In May 2011, these 3 professors traveled to Nicaragua with 11 students whose senior design projects were related to their research. The students were tasked with imagining how well the technology they were designing would work in a typical Nicaraguan clinic. Could the staff learn to use it properly? If it broke, could someone on site do the repair?
“What we saw in Nicaragua was that that wasn’t the case,” says Alessandra Forcucci (ENG’11), who graduated in May with a degree in biomedical engineering. “We’d go to clinics and there would be a graveyard of equipment out back. We came home knowing that when you build this kind of equipment, you have to have a systems approach. You have to know the capabilities of the people who will use it, and you have to have a way to fix it if it breaks.”
In Nicaragua the group visited several rural clinics, as well as a health clinic at La Chureca, a shantytown of more than 1,000 people, most of them children, who live in the city dump of Managua. Klapperich, who helped organize the Nicaragua trip, says the Nicaraguan medical technicians had a lot to say about what kind of equipment would be most helpful and what kind would soon end up in that dump.
“Those people really clued us in on the kind of thing we should be innovating,” says Klapperich. “They are the real innovators, because they have to be.”
Klapperich says that as her dean designs a curriculum for societal engineers, she has seen a student-driven push toward the same goals, particularly as they concern global health.
“Especially in the last two or three years,” she says, “I hear students saying things like, ‘I’d like to go global with this, I’d like to travel, I’d like to make things better for the world.’”

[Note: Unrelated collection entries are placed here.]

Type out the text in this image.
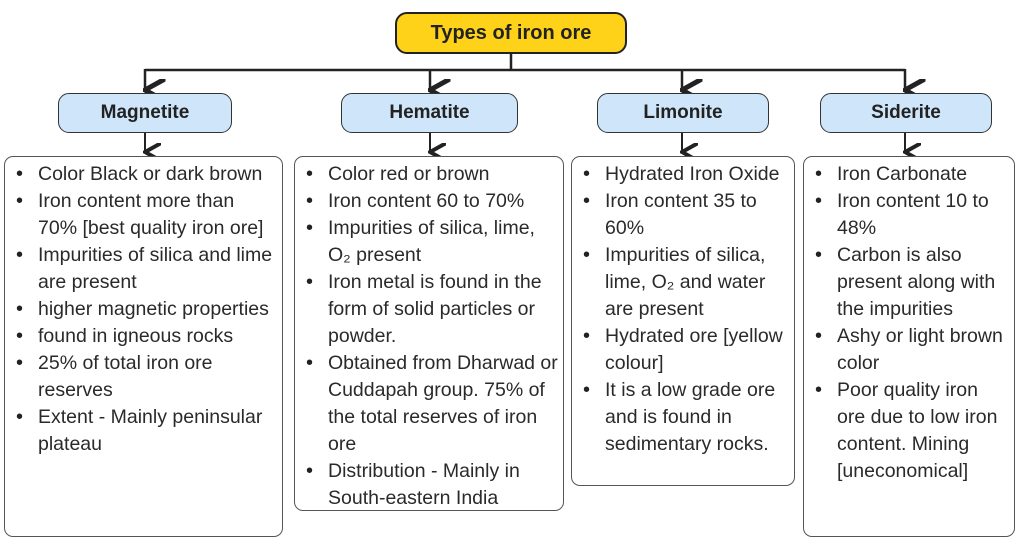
Types of iron ore
Magnetite	Hematite	Limonite	Siderite
• Color Black or dark brown
• Iron content more than 70% [best quality iron ore]
• Impurities of silica and lime are present
• higher magnetic properties
• found in igneous rocks
• 25% of total iron ore reserves
• Extent - Mainly peninsular plateau
• Color red or brown
• Iron content 60 to 70%
• Impurities of silica, lime, O₂ present
• Iron metal is found in the form of solid particles or powder.
• Obtained from Dharwad or Cuddapah group. 75% of the total reserves of iron ore
• Distribution - Mainly in South-eastern India
• Hydrated Iron Oxide
• Iron content 35 to 60%
• Impurities of silica, lime, O₂ and water are present
• Hydrated ore [yellow colour]
• It is a low grade ore and is found in sedimentary rocks.
• Iron Carbonate
• Iron content 10 to 48%
• Carbon is also present along with the impurities
• Ashy or light brown color
• Poor quality iron ore due to low iron content. Mining [uneconomical]
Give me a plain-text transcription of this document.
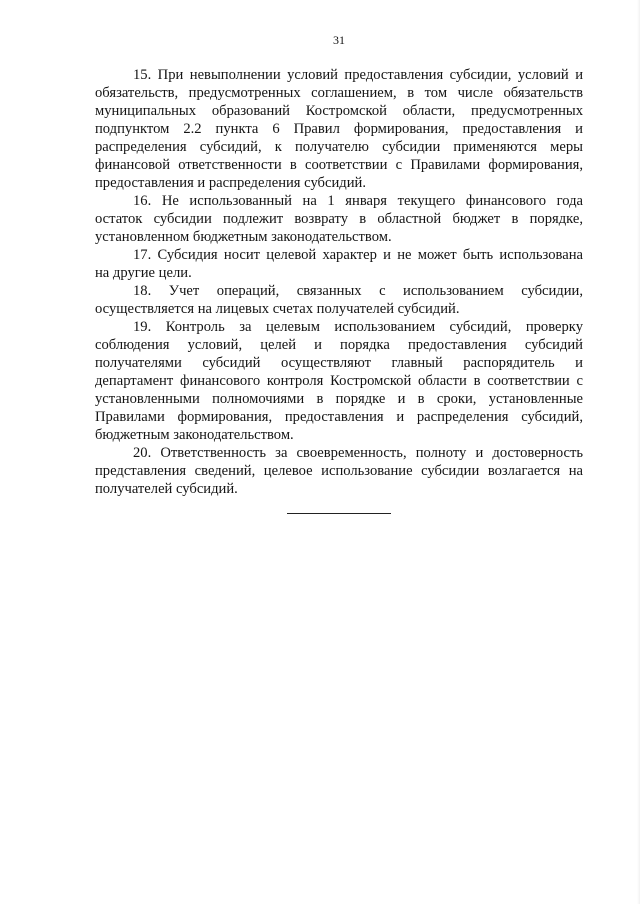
31
15. При невыполнении условий предоставления субсидии, условий и
обязательств, предусмотренных соглашением, в том числе обязательств
муниципальных образований Костромской области, предусмотренных
подпунктом 2.2 пункта 6 Правил формирования, предоставления и
распределения субсидий, к получателю субсидии применяются меры
финансовой ответственности в соответствии с Правилами формирования,
предоставления и распределения субсидий.
16. Не использованный на 1 января текущего финансового года
остаток субсидии подлежит возврату в областной бюджет в порядке,
установленном бюджетным законодательством.
17. Субсидия носит целевой характер и не может быть использована
на другие цели.
18. Учет операций, связанных с использованием субсидии,
осуществляется на лицевых счетах получателей субсидий.
19. Контроль за целевым использованием субсидий, проверку
соблюдения условий, целей и порядка предоставления субсидий
получателями субсидий осуществляют главный распорядитель и
департамент финансового контроля Костромской области в соответствии с
установленными полномочиями в порядке и в сроки, установленные
Правилами формирования, предоставления и распределения субсидий,
бюджетным законодательством.
20. Ответственность за своевременность, полноту и достоверность
представления сведений, целевое использование субсидии возлагается на
получателей субсидий.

Two of the projects tested in theory in Nicaragua are based at the University’s Lab for Engineering Education & Development (LEED), which was founded last year by Zaman with funding from his 2010 Innovative Engineering Education Faculty Fellowship. Also a faculty member at the Center for Global Health & Development, Zaman has plenty of life-improving projects on his plate. He has teamed up with the United Nations Economic Commission for Africa to bring state-of-the-art biomedical engineering education to African nations. And with help from the Republic of Korea, he is heading Engineering Expertise to Improve Health Outcomes in Africa, an ambitious initiative that hopes to develop a medical device engineering design competition, start biomedical engineering departments at interested universities there, create a summer institute on biomedical engineering innovation for top-notch students taught by leading experts in the field, and offer ongoing short courses on medical device innovation and sustainability. Zaman and his partners recently began pilot programs in Zambia, Kenya, and South Africa.
“The idea is to create capacity for innovators,” says Zaman. “For people who are not just fixing equipment or addressing small-scale challenges, but who will come up with the next generation of drugs and technologies.”
Lutchen says he can imagine a day when the College of Engineering is widely known for efforts to produce societal engineers. “I would like to think that as time evolves, the rest of the nation will see the concept as a more focused way to articulate the potential of engineering education and what its mission could be,” he says. “Engineering must be about more than creating or refining technology. It’s a profession. It’s a way to make a living, but it’s not about money. It must be a vocation and an avocation. Societal engineers are perfectly positioned to make the kind of impact on our society that no other professionals can, and they have a passion to do so. They see their product not as an end in itself, but as a means to an end.”